Après chacun donne la forme qu’il veut à cette friandise. L’important est de ne pas l’oublier. Quel intérêt une personne peut avoir à s’améliorer si cela ne lui apporte rien ? On peut le formuler autrement. S’améliorer chaque jour ne sert-il qu’à éviter la punition ? Rentrer dans cette logique est extrêmement destructeur. On ne donne jamais le meilleur de soi avec la peur du bâton. Le meilleur ne s’obtient que si la récompense et la reconnaissance du Maître sont au bout.

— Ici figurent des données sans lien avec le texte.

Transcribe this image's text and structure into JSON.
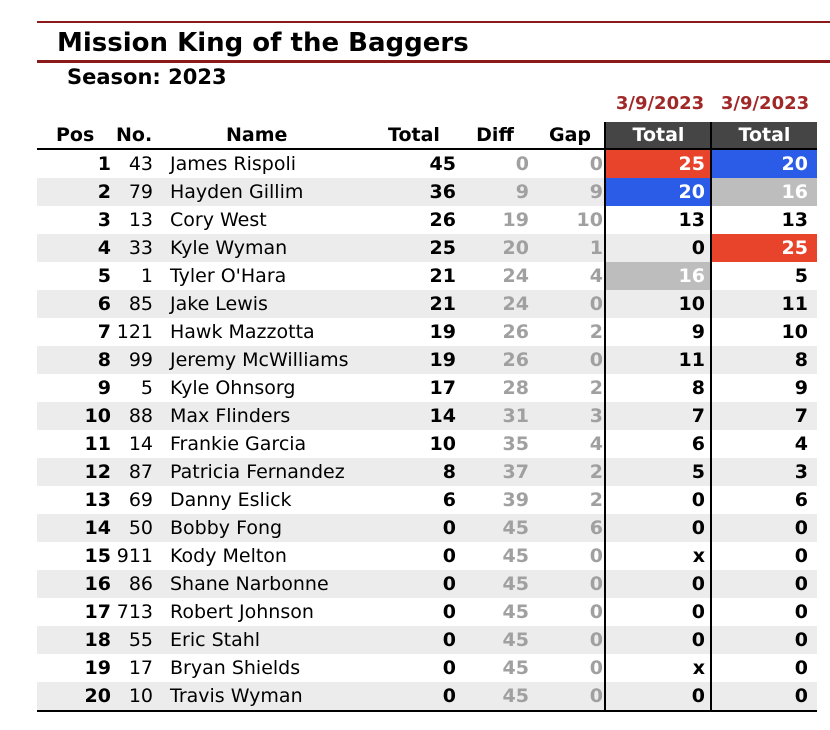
{
  "title": "Mission King of the Baggers",
  "season": "Season: 2023",
  "event_dates": [
    "3/9/2023",
    "3/9/2023"
  ],
  "colors": {
    "rule": "#8b1a1a",
    "date": "#a12828",
    "first": "#e8432b",
    "second": "#2b5ce8",
    "third": "#bdbdbd",
    "header_bg": "#454545"
  },
  "headers": {
    "pos": "Pos",
    "no": "No.",
    "name": "Name",
    "total": "Total",
    "diff": "Diff",
    "gap": "Gap",
    "event1": "Total",
    "event2": "Total"
  },
  "rows": [
    {
      "pos": "1",
      "no": "43",
      "name": "James Rispoli",
      "total": "45",
      "diff": "0",
      "gap": "0",
      "e1": "25",
      "e1_hl": "red",
      "e2": "20",
      "e2_hl": "blue"
    },
    {
      "pos": "2",
      "no": "79",
      "name": "Hayden Gillim",
      "total": "36",
      "diff": "9",
      "gap": "9",
      "e1": "20",
      "e1_hl": "blue",
      "e2": "16",
      "e2_hl": "gray"
    },
    {
      "pos": "3",
      "no": "13",
      "name": "Cory West",
      "total": "26",
      "diff": "19",
      "gap": "10",
      "e1": "13",
      "e1_hl": "",
      "e2": "13",
      "e2_hl": ""
    },
    {
      "pos": "4",
      "no": "33",
      "name": "Kyle Wyman",
      "total": "25",
      "diff": "20",
      "gap": "1",
      "e1": "0",
      "e1_hl": "",
      "e2": "25",
      "e2_hl": "red"
    },
    {
      "pos": "5",
      "no": "1",
      "name": "Tyler O'Hara",
      "total": "21",
      "diff": "24",
      "gap": "4",
      "e1": "16",
      "e1_hl": "gray",
      "e2": "5",
      "e2_hl": ""
    },
    {
      "pos": "6",
      "no": "85",
      "name": "Jake Lewis",
      "total": "21",
      "diff": "24",
      "gap": "0",
      "e1": "10",
      "e1_hl": "",
      "e2": "11",
      "e2_hl": ""
    },
    {
      "pos": "7",
      "no": "121",
      "name": "Hawk Mazzotta",
      "total": "19",
      "diff": "26",
      "gap": "2",
      "e1": "9",
      "e1_hl": "",
      "e2": "10",
      "e2_hl": ""
    },
    {
      "pos": "8",
      "no": "99",
      "name": "Jeremy McWilliams",
      "total": "19",
      "diff": "26",
      "gap": "0",
      "e1": "11",
      "e1_hl": "",
      "e2": "8",
      "e2_hl": ""
    },
    {
      "pos": "9",
      "no": "5",
      "name": "Kyle Ohnsorg",
      "total": "17",
      "diff": "28",
      "gap": "2",
      "e1": "8",
      "e1_hl": "",
      "e2": "9",
      "e2_hl": ""
    },
    {
      "pos": "10",
      "no": "88",
      "name": "Max Flinders",
      "total": "14",
      "diff": "31",
      "gap": "3",
      "e1": "7",
      "e1_hl": "",
      "e2": "7",
      "e2_hl": ""
    },
    {
      "pos": "11",
      "no": "14",
      "name": "Frankie Garcia",
      "total": "10",
      "diff": "35",
      "gap": "4",
      "e1": "6",
      "e1_hl": "",
      "e2": "4",
      "e2_hl": ""
    },
    {
      "pos": "12",
      "no": "87",
      "name": "Patricia Fernandez",
      "total": "8",
      "diff": "37",
      "gap": "2",
      "e1": "5",
      "e1_hl": "",
      "e2": "3",
      "e2_hl": ""
    },
    {
      "pos": "13",
      "no": "69",
      "name": "Danny Eslick",
      "total": "6",
      "diff": "39",
      "gap": "2",
      "e1": "0",
      "e1_hl": "",
      "e2": "6",
      "e2_hl": ""
    },
    {
      "pos": "14",
      "no": "50",
      "name": "Bobby Fong",
      "total": "0",
      "diff": "45",
      "gap": "6",
      "e1": "0",
      "e1_hl": "",
      "e2": "0",
      "e2_hl": ""
    },
    {
      "pos": "15",
      "no": "911",
      "name": "Kody Melton",
      "total": "0",
      "diff": "45",
      "gap": "0",
      "e1": "x",
      "e1_hl": "",
      "e2": "0",
      "e2_hl": ""
    },
    {
      "pos": "16",
      "no": "86",
      "name": "Shane Narbonne",
      "total": "0",
      "diff": "45",
      "gap": "0",
      "e1": "0",
      "e1_hl": "",
      "e2": "0",
      "e2_hl": ""
    },
    {
      "pos": "17",
      "no": "713",
      "name": "Robert Johnson",
      "total": "0",
      "diff": "45",
      "gap": "0",
      "e1": "0",
      "e1_hl": "",
      "e2": "0",
      "e2_hl": ""
    },
    {
      "pos": "18",
      "no": "55",
      "name": "Eric Stahl",
      "total": "0",
      "diff": "45",
      "gap": "0",
      "e1": "0",
      "e1_hl": "",
      "e2": "0",
      "e2_hl": ""
    },
    {
      "pos": "19",
      "no": "17",
      "name": "Bryan Shields",
      "total": "0",
      "diff": "45",
      "gap": "0",
      "e1": "x",
      "e1_hl": "",
      "e2": "0",
      "e2_hl": ""
    },
    {
      "pos": "20",
      "no": "10",
      "name": "Travis Wyman",
      "total": "0",
      "diff": "45",
      "gap": "0",
      "e1": "0",
      "e1_hl": "",
      "e2": "0",
      "e2_hl": ""
    }
  ]
}
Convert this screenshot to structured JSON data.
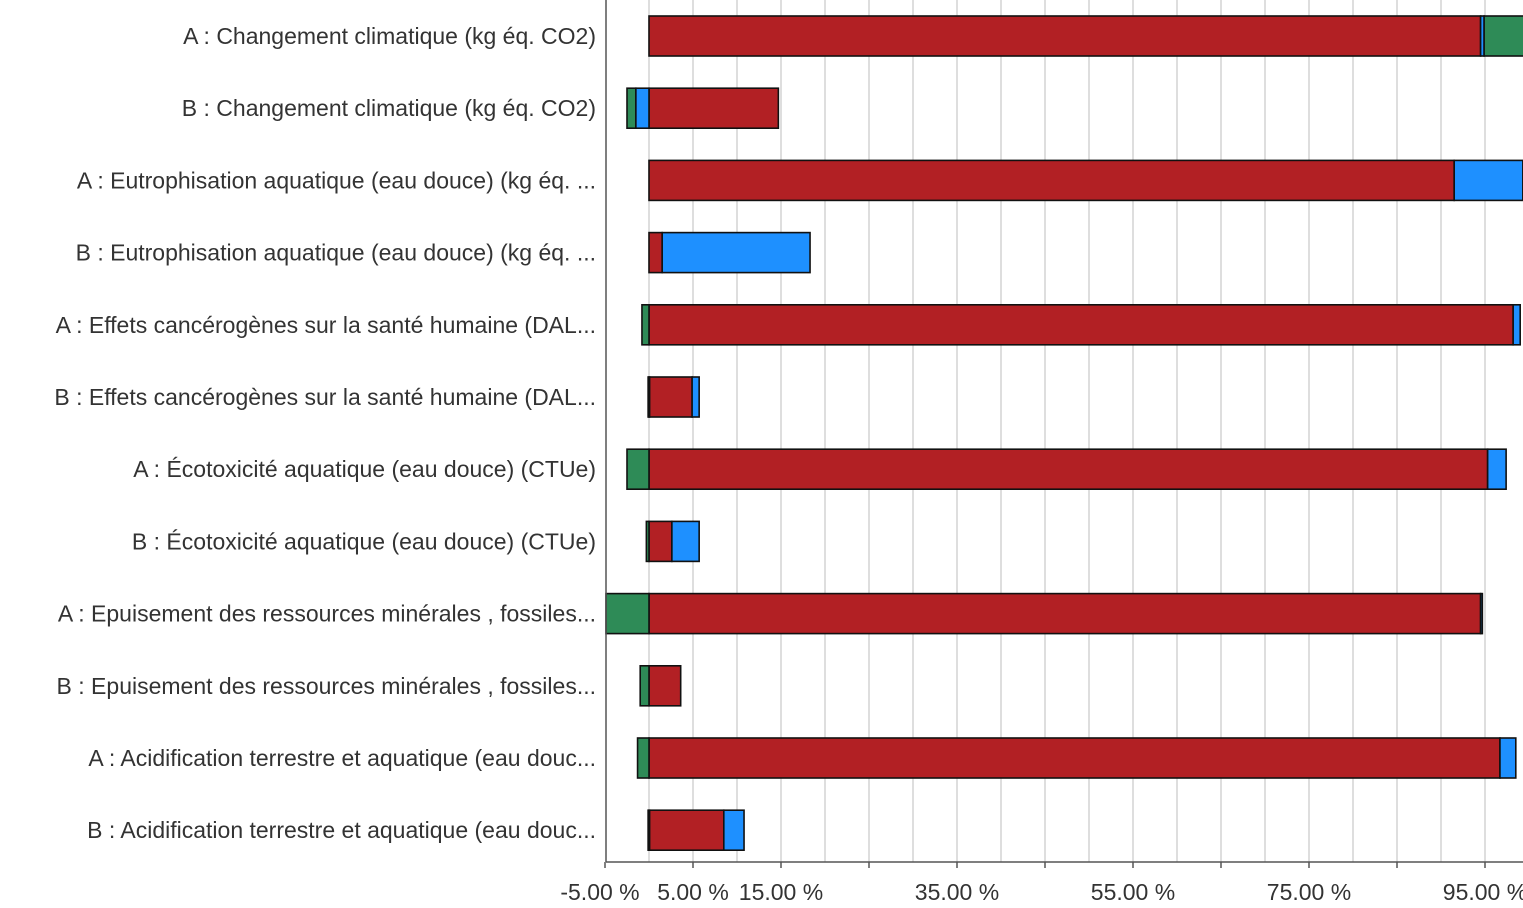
{
  "colors": {
    "red": "#b22024",
    "blue": "#1e90ff",
    "green": "#2e8b57",
    "grid": "#c8c8c8",
    "text": "#333333"
  },
  "chart_data": {
    "type": "bar",
    "orientation": "horizontal",
    "stacked": true,
    "title": "",
    "xlabel": "",
    "ylabel": "",
    "xlim": [
      -5,
      100
    ],
    "x_tick_labels": [
      "-5.00 %",
      "5.00 %",
      "15.00 %",
      "35.00 %",
      "55.00 %",
      "75.00 %",
      "95.00 %"
    ],
    "x_tick_values": [
      -5,
      5,
      15,
      35,
      55,
      75,
      95
    ],
    "grid": true,
    "categories": [
      "A : Changement climatique (kg éq. CO2)",
      "B : Changement climatique (kg éq. CO2)",
      "A : Eutrophisation aquatique (eau douce)  (kg éq. ...",
      "B : Eutrophisation aquatique (eau douce)  (kg éq. ...",
      "A : Effets cancérogènes sur la santé humaine  (DAL...",
      "B : Effets cancérogènes sur la santé humaine  (DAL...",
      "A : Écotoxicité aquatique (eau douce)  (CTUe)",
      "B : Écotoxicité aquatique (eau douce)  (CTUe)",
      "A : Epuisement des ressources minérales , fossiles...",
      "B : Epuisement des ressources minérales , fossiles...",
      "A : Acidification terrestre et aquatique (eau douc...",
      "B : Acidification terrestre et aquatique (eau douc..."
    ],
    "series": [
      {
        "color": "red",
        "values": [
          94.5,
          14.7,
          91.5,
          1.5,
          98.2,
          4.9,
          95.3,
          2.6,
          94.5,
          3.6,
          96.7,
          8.5
        ]
      },
      {
        "color": "blue",
        "values": [
          0.4,
          -1.5,
          7.8,
          16.8,
          0.8,
          0.8,
          2.1,
          3.1,
          0.2,
          0,
          1.8,
          2.3
        ]
      },
      {
        "color": "green",
        "values": [
          4.8,
          -1.0,
          0,
          0,
          -0.8,
          -0.1,
          -2.5,
          -0.3,
          -4.9,
          -1.0,
          -1.3,
          -0.1
        ]
      }
    ]
  }
}
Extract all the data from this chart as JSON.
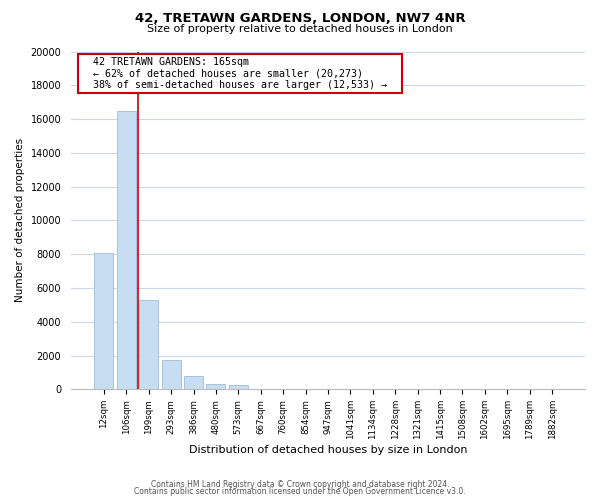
{
  "title_line1": "42, TRETAWN GARDENS, LONDON, NW7 4NR",
  "title_line2": "Size of property relative to detached houses in London",
  "xlabel": "Distribution of detached houses by size in London",
  "ylabel": "Number of detached properties",
  "bar_labels": [
    "12sqm",
    "106sqm",
    "199sqm",
    "293sqm",
    "386sqm",
    "480sqm",
    "573sqm",
    "667sqm",
    "760sqm",
    "854sqm",
    "947sqm",
    "1041sqm",
    "1134sqm",
    "1228sqm",
    "1321sqm",
    "1415sqm",
    "1508sqm",
    "1602sqm",
    "1695sqm",
    "1789sqm",
    "1882sqm"
  ],
  "bar_values": [
    8100,
    16500,
    5300,
    1750,
    800,
    300,
    270,
    0,
    0,
    0,
    0,
    0,
    0,
    0,
    0,
    0,
    0,
    0,
    0,
    0,
    0
  ],
  "bar_color": "#c7ddf2",
  "bar_edge_color": "#a0bcd8",
  "ylim": [
    0,
    20000
  ],
  "yticks": [
    0,
    2000,
    4000,
    6000,
    8000,
    10000,
    12000,
    14000,
    16000,
    18000,
    20000
  ],
  "annotation_title": "42 TRETAWN GARDENS: 165sqm",
  "annotation_line1": "← 62% of detached houses are smaller (20,273)",
  "annotation_line2": "38% of semi-detached houses are larger (12,533) →",
  "annotation_box_color": "#ffffff",
  "annotation_box_edge": "#cc0000",
  "red_line_color": "#cc0000",
  "footer_line1": "Contains HM Land Registry data © Crown copyright and database right 2024.",
  "footer_line2": "Contains public sector information licensed under the Open Government Licence v3.0.",
  "bg_color": "#ffffff",
  "grid_color": "#cdd8e8"
}
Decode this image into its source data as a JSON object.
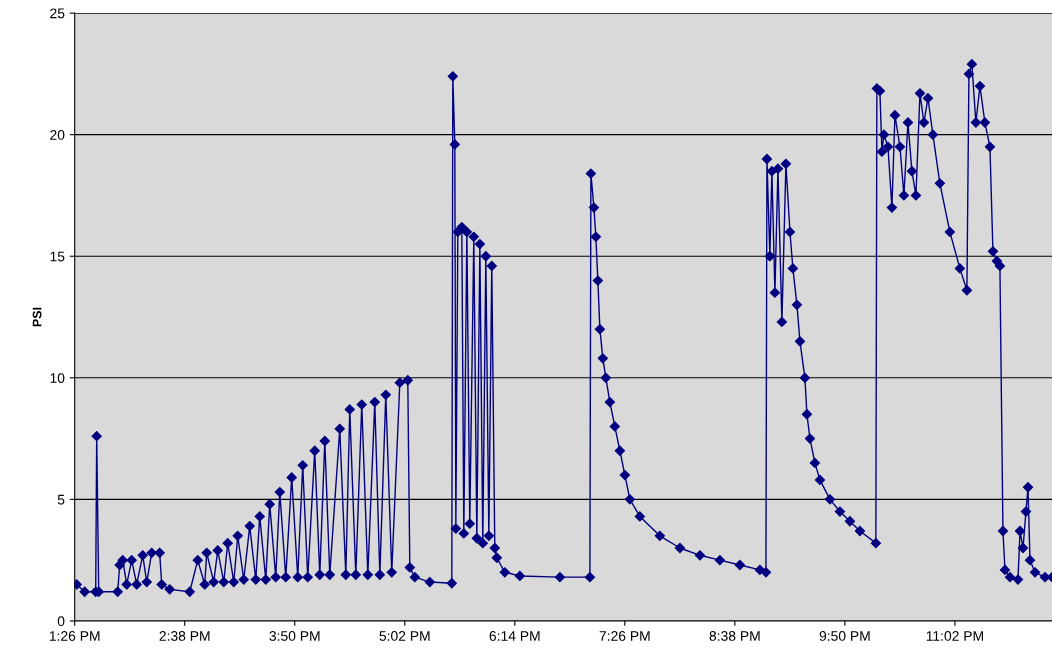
{
  "chart_data": {
    "type": "line",
    "ylabel": "PSI",
    "marker": "diamond",
    "line_style": "solid",
    "grid": "y",
    "legend": false,
    "xlim": [
      13.433,
      24.092
    ],
    "ylim": [
      0,
      25
    ],
    "yticks": [
      0,
      5,
      10,
      15,
      20,
      25
    ],
    "xticks": [
      {
        "value": 13.433,
        "label": "1:26 PM"
      },
      {
        "value": 14.633,
        "label": "2:38 PM"
      },
      {
        "value": 15.833,
        "label": "3:50 PM"
      },
      {
        "value": 17.033,
        "label": "5:02 PM"
      },
      {
        "value": 18.233,
        "label": "6:14 PM"
      },
      {
        "value": 19.433,
        "label": "7:26 PM"
      },
      {
        "value": 20.633,
        "label": "8:38 PM"
      },
      {
        "value": 21.833,
        "label": "9:50 PM"
      },
      {
        "value": 23.033,
        "label": "11:02 PM"
      }
    ],
    "series": [
      {
        "color": "#000080",
        "x": [
          13.455,
          13.542,
          13.662,
          13.673,
          13.695,
          13.902,
          13.924,
          13.957,
          14.0,
          14.055,
          14.109,
          14.175,
          14.219,
          14.273,
          14.36,
          14.382,
          14.469,
          14.688,
          14.775,
          14.851,
          14.873,
          14.949,
          14.993,
          15.059,
          15.102,
          15.168,
          15.211,
          15.277,
          15.342,
          15.408,
          15.451,
          15.517,
          15.56,
          15.626,
          15.67,
          15.735,
          15.8,
          15.866,
          15.92,
          15.975,
          16.051,
          16.106,
          16.161,
          16.215,
          16.324,
          16.39,
          16.433,
          16.499,
          16.564,
          16.63,
          16.706,
          16.761,
          16.826,
          16.891,
          16.979,
          17.066,
          17.088,
          17.143,
          17.306,
          17.546,
          17.557,
          17.579,
          17.59,
          17.612,
          17.655,
          17.677,
          17.71,
          17.742,
          17.786,
          17.819,
          17.852,
          17.884,
          17.917,
          17.95,
          17.982,
          18.015,
          18.037,
          18.124,
          18.288,
          18.725,
          19.052,
          19.063,
          19.096,
          19.117,
          19.139,
          19.161,
          19.193,
          19.226,
          19.27,
          19.324,
          19.379,
          19.434,
          19.488,
          19.597,
          19.815,
          20.034,
          20.252,
          20.47,
          20.688,
          20.906,
          20.972,
          20.983,
          21.015,
          21.037,
          21.07,
          21.103,
          21.146,
          21.19,
          21.234,
          21.266,
          21.31,
          21.343,
          21.397,
          21.419,
          21.452,
          21.506,
          21.561,
          21.67,
          21.779,
          21.888,
          21.997,
          22.171,
          22.182,
          22.215,
          22.237,
          22.259,
          22.303,
          22.346,
          22.379,
          22.434,
          22.477,
          22.521,
          22.564,
          22.608,
          22.652,
          22.695,
          22.739,
          22.793,
          22.869,
          22.978,
          23.087,
          23.164,
          23.186,
          23.218,
          23.262,
          23.306,
          23.36,
          23.415,
          23.448,
          23.491,
          23.524,
          23.557,
          23.579,
          23.634,
          23.721,
          23.743,
          23.776,
          23.808,
          23.83,
          23.852,
          23.907,
          24.016,
          24.092
        ],
        "values": [
          1.5,
          1.2,
          1.2,
          7.6,
          1.2,
          1.2,
          2.3,
          2.5,
          1.5,
          2.5,
          1.5,
          2.7,
          1.6,
          2.8,
          2.8,
          1.5,
          1.3,
          1.2,
          2.5,
          1.5,
          2.8,
          1.6,
          2.9,
          1.6,
          3.2,
          1.6,
          3.5,
          1.7,
          3.9,
          1.7,
          4.3,
          1.7,
          4.8,
          1.8,
          5.3,
          1.8,
          5.9,
          1.8,
          6.4,
          1.8,
          7.0,
          1.9,
          7.4,
          1.9,
          7.9,
          1.9,
          8.7,
          1.9,
          8.9,
          1.9,
          9.0,
          1.9,
          9.3,
          2.0,
          9.8,
          9.9,
          2.2,
          1.8,
          1.6,
          1.55,
          22.4,
          19.6,
          3.8,
          16.0,
          16.2,
          3.6,
          16.0,
          4.0,
          15.8,
          3.4,
          15.5,
          3.2,
          15.0,
          3.5,
          14.6,
          3.0,
          2.6,
          2.0,
          1.85,
          1.8,
          1.8,
          18.4,
          17.0,
          15.8,
          14.0,
          12.0,
          10.8,
          10.0,
          9.0,
          8.0,
          7.0,
          6.0,
          5.0,
          4.3,
          3.5,
          3.0,
          2.7,
          2.5,
          2.3,
          2.1,
          2.0,
          19.0,
          15.0,
          18.5,
          13.5,
          18.6,
          12.3,
          18.8,
          16.0,
          14.5,
          13.0,
          11.5,
          10.0,
          8.5,
          7.5,
          6.5,
          5.8,
          5.0,
          4.5,
          4.1,
          3.7,
          3.2,
          21.9,
          21.8,
          19.3,
          20.0,
          19.5,
          17.0,
          20.8,
          19.5,
          17.5,
          20.5,
          18.5,
          17.5,
          21.7,
          20.5,
          21.5,
          20.0,
          18.0,
          16.0,
          14.5,
          13.6,
          22.5,
          22.9,
          20.5,
          22.0,
          20.5,
          19.5,
          15.2,
          14.8,
          14.6,
          3.7,
          2.1,
          1.8,
          1.7,
          3.7,
          3.0,
          4.5,
          5.5,
          2.5,
          2.0,
          1.8,
          1.8
        ]
      }
    ]
  }
}
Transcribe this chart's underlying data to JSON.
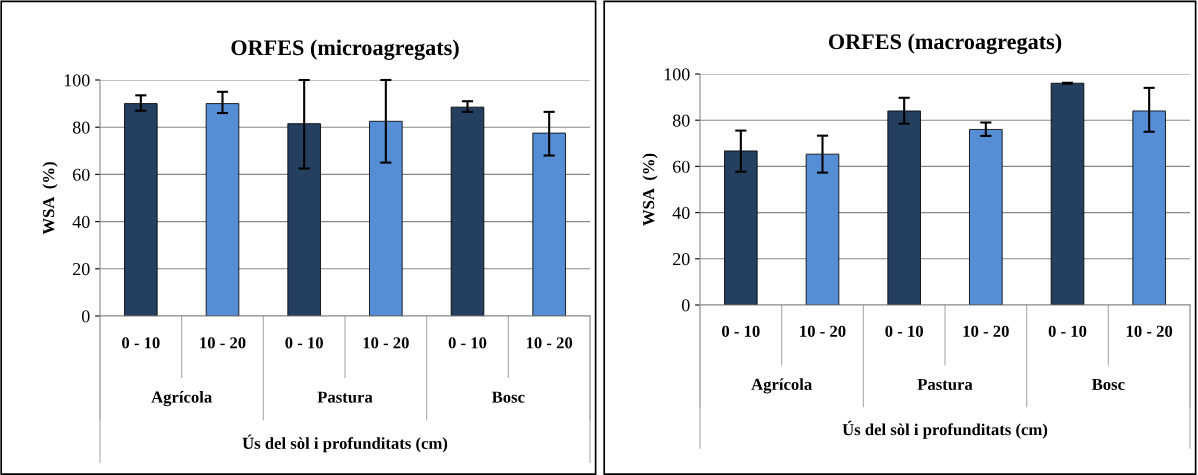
{
  "chart_data": [
    {
      "type": "bar",
      "title": "ORFES (microagregats)",
      "xlabel": "Ús del sòl i profunditats (cm)",
      "ylabel": "WSA  (%)",
      "categories": [
        "0 - 10",
        "10 - 20",
        "0 - 10",
        "10 - 20",
        "0 - 10",
        "10 - 20"
      ],
      "values": [
        90,
        90,
        81.5,
        82.5,
        88.5,
        77.5
      ],
      "errors": [
        [
          87,
          93.5
        ],
        [
          86,
          95
        ],
        [
          62.5,
          100
        ],
        [
          65,
          100
        ],
        [
          86.5,
          91
        ],
        [
          68,
          86.5
        ]
      ],
      "colors": [
        "#243f60",
        "#558ed5",
        "#243f60",
        "#558ed5",
        "#243f60",
        "#558ed5"
      ],
      "annotations": [
        "Agrícola",
        "Pastura",
        "Bosc"
      ],
      "ylim": [
        0,
        100
      ],
      "yticks": [
        0,
        20,
        40,
        60,
        80,
        100
      ],
      "grid": "y",
      "legend": false
    },
    {
      "type": "bar",
      "title": "ORFES (macroagregats)",
      "xlabel": "Ús del sòl i profunditats (cm)",
      "ylabel": "WSA  (%)",
      "categories": [
        "0 - 10",
        "10 - 20",
        "0 - 10",
        "10 - 20",
        "0 - 10",
        "10 - 20"
      ],
      "values": [
        66.7,
        65.3,
        84,
        76,
        96,
        84
      ],
      "errors": [
        [
          57.7,
          75.5
        ],
        [
          57.3,
          73.3
        ],
        [
          78.5,
          89.7
        ],
        [
          73.2,
          79
        ],
        [
          95.8,
          96.2
        ],
        [
          75,
          94
        ]
      ],
      "colors": [
        "#243f60",
        "#558ed5",
        "#243f60",
        "#558ed5",
        "#243f60",
        "#558ed5"
      ],
      "annotations": [
        "Agrícola",
        "Pastura",
        "Bosc"
      ],
      "ylim": [
        0,
        100
      ],
      "yticks": [
        0,
        20,
        40,
        60,
        80,
        100
      ],
      "grid": "y",
      "legend": false
    }
  ]
}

La récompense ne doit pas être systématique car elle devient banale et donc sans valeur. Elle doit être en adéquation avec les efforts et les progrès réalisés. Même si la soumise échoue alors qu’elle y a mis tout son cœur et toute son énergie, il ne faut pas la laisser de se décourager. Une petite récompense pour sanctionner ses efforts est alors très pertinente.

Les punitions

Elles font parties intégrantes du BDSM. On peut lire un peu tout et n’importe quoi sur ce sujet et c’est normal. Comme tout ce qui touche à l’intime, chacun a sa propre perception des choses. Ce qui peut être normal pour l’un peut être totalement inacceptable pour l’autre. C’est pour cette raison qu’il faut faire preuve de beaucoup de prudence quand on parle de la nature de la punition et de ses limites. En fait, en la matière, c’est vraiment entre le Maître et sa soumise que les limites doivent se fixer, en sachant que pour la soumise, son statut ne veut pas dire qu’elle doit tout accepter, car même avec la meilleure volonté du monde, son corps a ses limites et son esprit aussi.

La punition est là pour sanctionner un manquement de la soumise. Elle doit être appropriée et à la mesure de la faute commise. On ne donne pas 50 coups de cravache sous prétexte que la soumise a mis 1 sucre au lieu de 2 dans le café de son Maître. Une punition n’a de valeur que si elle a une vertu éducative. Punir sans expliquer ne sert à rien. Punir pour tout et n’importe quoi à longueur de journée n’aura aucun effet positif sur la soumise à part la convaincre de se sauver au plus vite.

Une punition ne se donne jamais sous l’emprise de la colère, de l’alcool et de toutes autres substances altérant le jugement.

A une époque, j’avais fait un barème pour les fautes les plus courantes, avec des peines plancher et des maximums pour les fautes sans circonstances atténuantes. Aujourd’hui, je ne l’utilise plus car les occasions de punir Thysminia sont devenue rares.